В последний момент, за долю секунды до выстрелов отец Василий рухнул на землю и откатился за большой надежный камень. Он слышал как свистнули над головой пули, как они впились в ствол сосны, около которой он только что стоял. Полетела хвоя и щепки. Отец Василий лежал как в тумане. Отчаяние заполнило все его существо – не поверили, не поняли, не послушались! Не смог! Время для священника замедлилось или ему это только так казалось в состоянии психологического срыва.
Где-то впереди за кустами послышался протяжный пульсирующий вой отчаяния промахнувшегося стрелка, только этой вой был как на пластинке, которую крутили на слишком медленных оборотах. Гулкие и протяжные выстрелы ударили из-за спины священника. Ему казалось, что он видит, как пули медленно несутся к кустам, разрывая на лету влажный лесной воздух. Медленно разлетались и падали срубленные пулями ветки кустов и деревьев, медленно вспыхивали ответные выстрелы.

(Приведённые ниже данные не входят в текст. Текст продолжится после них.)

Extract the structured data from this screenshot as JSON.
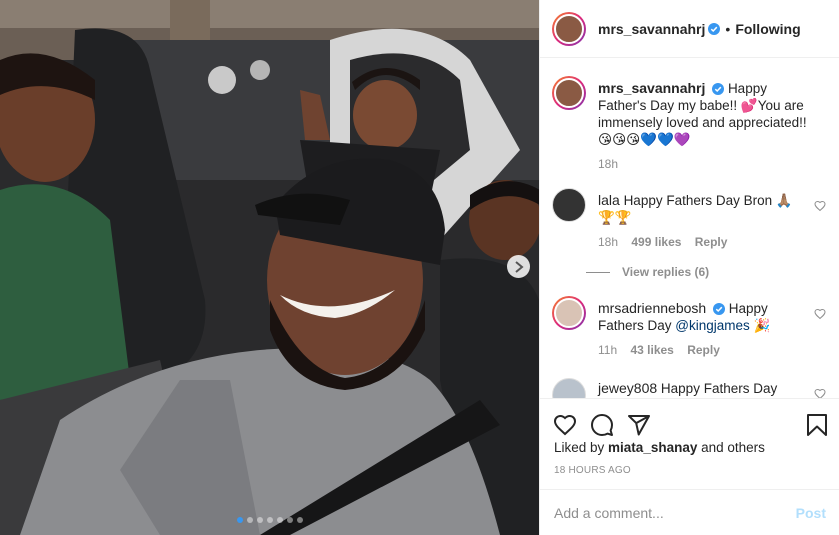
{
  "post": {
    "author": "mrs_savannahrj",
    "follow_separator": "•",
    "follow_label": "Following",
    "photo_dots": 7,
    "active_dot": 0
  },
  "comments": [
    {
      "user": "mrs_savannahrj",
      "text": "Happy Father's Day my babe!! 💕You are immensely loved and appreciated!! 😘😘😘💙💙💜",
      "time": "18h"
    },
    {
      "user": "lala",
      "text": "Happy Fathers Day Bron 🙏🏽🏆🏆",
      "time": "18h",
      "likes": "499 likes",
      "reply": "Reply",
      "view_replies": "View replies (6)"
    },
    {
      "user": "mrsadriennebosh",
      "text_before": "Happy Fathers Day ",
      "mention": "@kingjames",
      "text_after": " 🎉",
      "time": "11h",
      "likes": "43 likes",
      "reply": "Reply"
    },
    {
      "user": "jewey808",
      "text": "Happy Fathers Day"
    }
  ],
  "actions": {
    "liked_by_prefix": "Liked by ",
    "liked_by_user": "miata_shanay",
    "liked_by_suffix": " and others",
    "timestamp": "18 HOURS AGO"
  },
  "composer": {
    "placeholder": "Add a comment...",
    "post_label": "Post"
  },
  "colors": {
    "verified": "#3897f0",
    "post_disabled": "#b2dffc",
    "mention": "#00376b"
  }
}
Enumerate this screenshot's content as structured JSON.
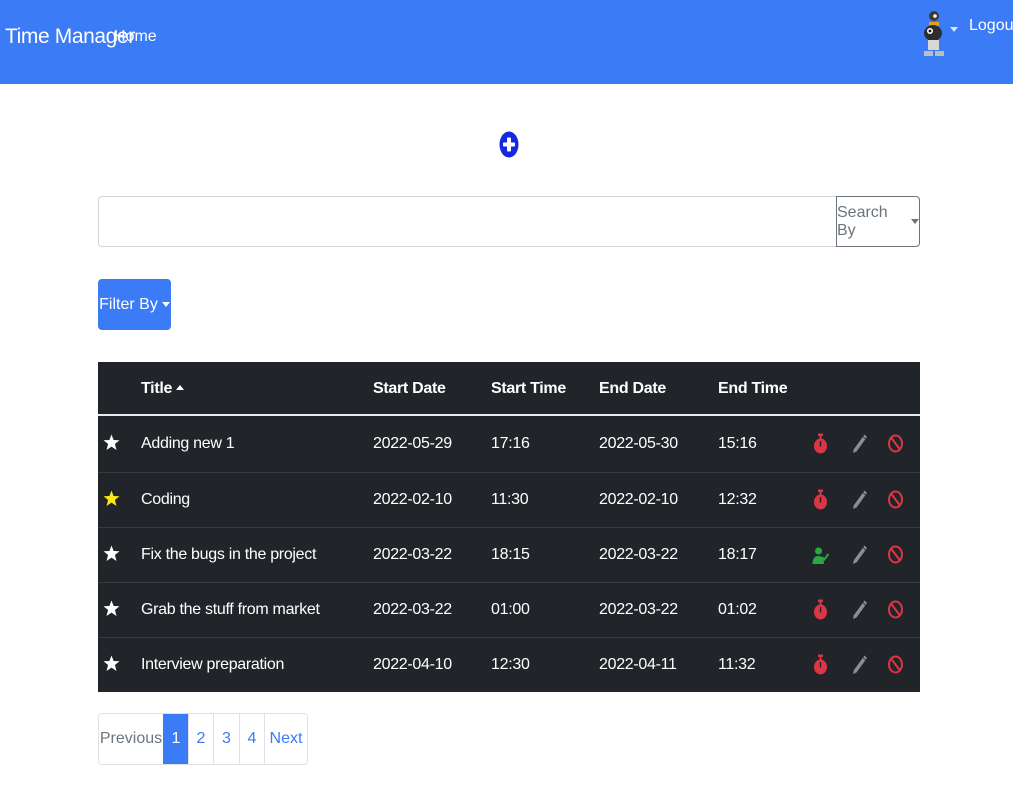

И очень медленно с жутким шипением пошли в сторону кустов сигнальные ракеты, рассыпая по пути искры и хищно крутя дымными хвостами. Одна, вторая, третья. Они врезались в сухой валежник и он послушно вспыхивал, а ракеты, ударяясь о стволы деревьев, камни и землю, подскакивали отлетали, разбрызгивая огонь и дым, метались как в ведьминой пляске на шабаше. Среди полыхавшего в овраге огня стали появляться неясные фигуры, многие тоже объятые пламенем. А ракеты все летели и летели. И человеческие фигуры натыкались, как будто на стену и валились снова назад, в огонь и дым. Одна фигура выскочила с протяжным нечеловеческим воем и дымный след ракеты уперся ей прямо в лицо. А автоматные очереди все хлестали по этому огню и хлестали. И длилось это целую вечность.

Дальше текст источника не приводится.